Werewolf wrote:bob wrote:
That assumes that if you have 4 real cores, and you test with 4 threads, and then use 8 logical cores (HT on) and rul with 8 threads, then the tree will grow about 30% in size due to the parallel search overhead.
alpha/beta is a purely sequential algorithm as defined. You need to establish a bound at each node, by searching the best move first, then you use that bound to search the remaining nodes more efficiently. When you don't do this (and you can't in a parallel search) you search a larger tree to reach the same depth..
For (b) yes. It is not a "core" issue but a "number of threads" issue.
(c) think about it. Going from 4 to 8 threads makes the tree 30% larger. If you don't speed up enough with the extra 4 threads to offset that loss, you see a net decrease in performance. If the NPS increases by more than that amount, you see a (small) net gain.
Bob, yet again, very informative.
Please can you evaluate this statement which I've tried to write on the basis of what you've said:
i) Alpha-beta search is a sequential.
ii) When good moves are identified they can be prioritised which increases search efficiency as the search goes on.
iii) But parallel search prevents ii) to a certain extent, due to each thread potentially examining the same positions as other threads at the same time. This creates a degree of redundancy.
Not necessarily the "same position", but redundant work. For example, suppose I give you the following task:
There is a wall in front of you with three arm-sized holes in it. Your assignment is to insert your hand into each hole, for one minute, and at the end of the test, tell me which one was the most pleasant / least unpleasant, depending on what happens.
You insert your hand into hole one and you are greeted with warm water. Then warm air. After one minute you remove your hand and insert it into hole two. You are immediately stuck with a needle. No need to stick around any longer, that is already worse than hole # 1, and it might get even worse if you wait around. You move to hole three. Here you are greeted by frigid ice-water and you again immediately bail out as it could get worse. After 1 minute + maybe 1 second for each hole, you conclude "hole one was the most pleasant / least unpleasant."
Now do that with three people, which should go 3x faster, right? Each sticks his hand into his respective hole. The guy in hole 2 can't give up after the pin prick, because the other two don't know how good or bad their respective holes are. All three have to stay the entire minute. After a total of one minute spent, helper 1 reports on his warm/wet hand, helper two reports he lost two fingers, and helper three reports his hand is frozen solid. After comparing notes, they conclude, also, that hole 1 was better.

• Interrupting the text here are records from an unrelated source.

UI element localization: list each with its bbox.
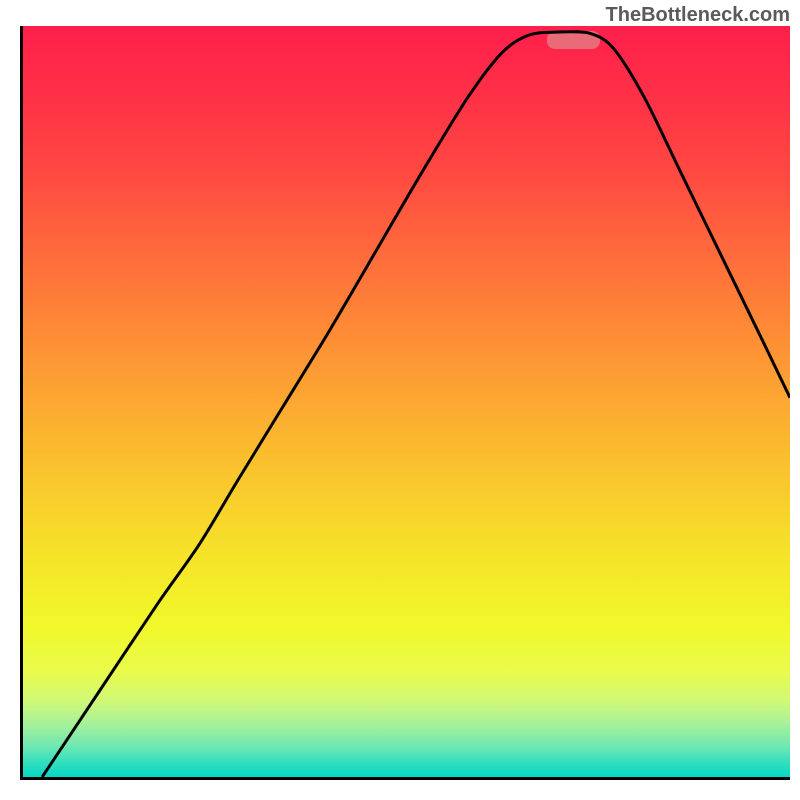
plot-area [20,26,790,780]
bottleneck-curve [23,26,790,777]
watermark-text: TheBottleneck.com [606,4,790,27]
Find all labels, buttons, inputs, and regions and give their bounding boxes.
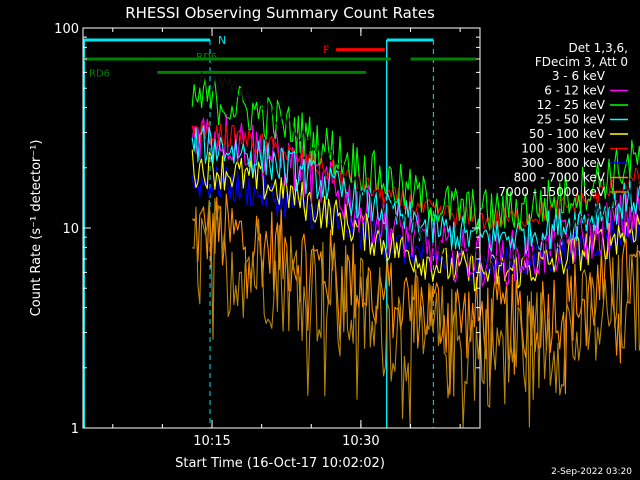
legend-header-1: Det 1,3,6, — [569, 41, 629, 55]
legend-entry-label: 12 - 25 keV — [537, 98, 606, 112]
chart-title: RHESSI Observing Summary Count Rates — [125, 4, 435, 22]
legend-entry-label: 6 - 12 keV — [544, 84, 606, 98]
rd-label: RD6 — [196, 52, 217, 63]
y-tick-label: 100 — [54, 22, 79, 37]
footer-timestamp: 2-Sep-2022 03:20 — [551, 467, 632, 477]
x-tick-label: 10:30 — [342, 434, 379, 449]
y-tick-label: 10 — [62, 222, 79, 237]
series-line — [191, 78, 640, 235]
y-axis-label: Count Rate (s⁻¹ detector⁻¹) — [29, 140, 44, 317]
series-line — [191, 149, 640, 292]
legend-entry-label: 25 - 50 keV — [537, 113, 606, 127]
legend-entry-label: 7000 - 15000 keV — [498, 185, 605, 199]
tick-group: 10:15 10:30 1 10 100 — [54, 22, 480, 449]
series-line — [192, 71, 640, 270]
series-line — [192, 197, 640, 428]
rd-label: RD6 — [89, 68, 110, 79]
legend-entry-label: 300 - 800 keV — [521, 156, 605, 170]
legend-entry-label: 800 - 7000 keV — [514, 171, 606, 185]
legend-header-2: FDecim 3, Att 0 — [535, 55, 628, 69]
y-tick-label: 1 — [71, 422, 79, 437]
legend-entry-label: 50 - 100 keV — [529, 127, 606, 141]
night-label: N — [218, 34, 226, 47]
x-axis-label: Start Time (16-Oct-17 10:02:02) — [175, 456, 385, 471]
x-tick-label: 10:15 — [193, 434, 230, 449]
legend-entry-label: 3 - 6 keV — [552, 69, 606, 83]
flare-label: F — [323, 44, 329, 57]
legend-entry-label: 100 - 300 keV — [521, 142, 605, 156]
series-line — [191, 125, 640, 254]
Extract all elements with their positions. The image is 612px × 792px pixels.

That's how alpha/beta works. If you search the best move first, and we typically get that right 90%+ of the time, then we can quickly dismiss the inferior moves. But if we don't know the value of the first when we start to work on the second and third (in parallel) we have to do extra work...
Hope that helps.
iv) Thus, for every doubling of threads the search tree grows by 30% without increasing depth, due to overlap.
Not necessarily "overlap". Just doing "unnecessary work" (work that the normal serial search would not do).
v) Therefore, in order to see an elo performance gain when doubling threads the NPS must >1.3 times what is was before.
In addition to that statement can I make one more?
a) HT works by dividing the core's time between two threads
b) Therefore for HT to be effective a thread cannot demand more than 50% of the Core's processing power.
No. The biggest HT gain comes from memory accesses. When you get a L1 cache miss and have to wait for 20 or so cycles or whatever for L2, or longer for L3, or MUCH longer for main memory, the other logical "core" can use the resources to continue since the first thread is "blocked" (much like what happens in a multiprogramming operating system when a process does I/O and others run while it is blocked.
c) Chess demands 100% processing power of each core
d) Therefore HT will simply decrease performance for chess by 30%, for reasons stated above.